Shawn Maguire1,Cherish Nie1,Callie Zheng1,Richard Register1,Paul Chirik1,Rodney Priestley1,Emily Davidson1
Princeton University1
Shawn Maguire1,Cherish Nie1,Callie Zheng1,Richard Register1,Paul Chirik1,Rodney Priestley1,Emily Davidson1
Princeton University1
Commodity polyolefins account for the majority of plastic waste but present thermodynamic challenges for depolymerization and upcycling due to their high thermal and chemical stability. Here, the synthesis and characterization of a chemically recyclable polyolefin is reported that is derived in two steps from butadiene, a feedstock olefin.

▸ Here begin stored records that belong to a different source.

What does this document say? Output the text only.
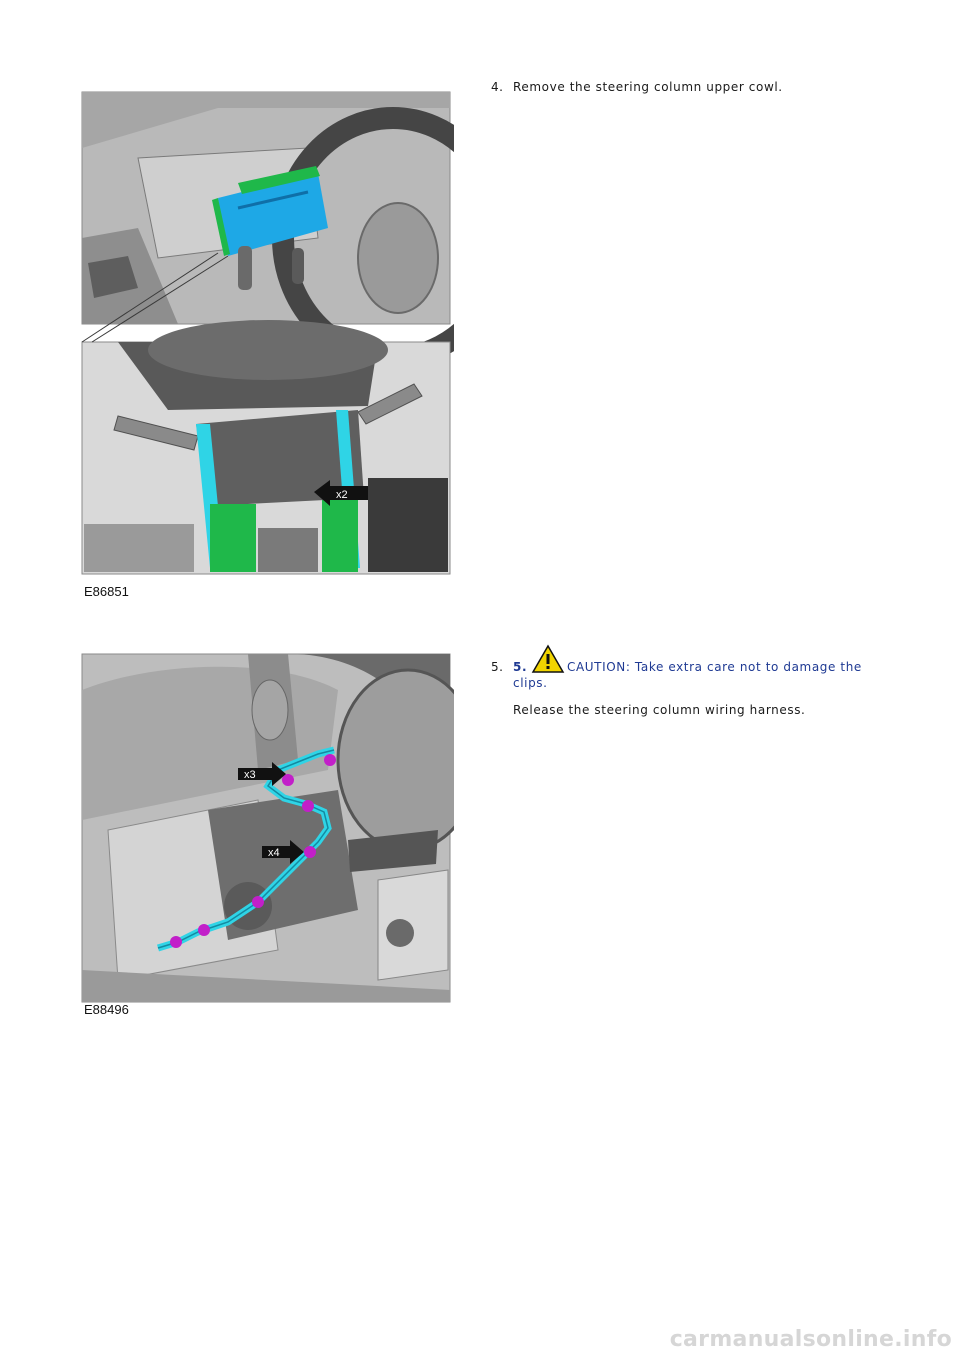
x2
E86851
4. Remove the steering column upper cowl.
x3
x4
E88496
5. 5.	CAUTION: Take extra care not to damage the
clips.
Release the steering column wiring harness.
carmanualsonline.info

Acyclic diene metathesis (ADMET) polymerization of (1,n′-divinyl)oligocyclobutane (DVOCB), a telechelic oligomer formed by the reversible [2+2] cycloaddition-oligomerization of butadiene, yielded pDVOCB, a new polyolefin architecture. Characterization of pDVOCB by thermogravimetric analysis (TGA), differential scanning calorimetry (DSC), wide-angle X-ray scattering (WAXS), dynamic mechanical analysis (DMA), and tensile testing established high crystallinity, high thermal stability, and comparable thermal properties and mechanical behavior to those of commodity polyolefins. The length of the DVOCB monomer was used to tune the thermomechanical properties of the resulting polymer. Exposure of pDVOCB to excess ethylene under ADMET conditions resulted in >99% depolymerization back to DVOCB with minimal purification required. Selective depolymerization and recovery of DVOCB was also demonstrated from a mixed polymer waste stream, as well as complete depolymerization back to pristine butadiene.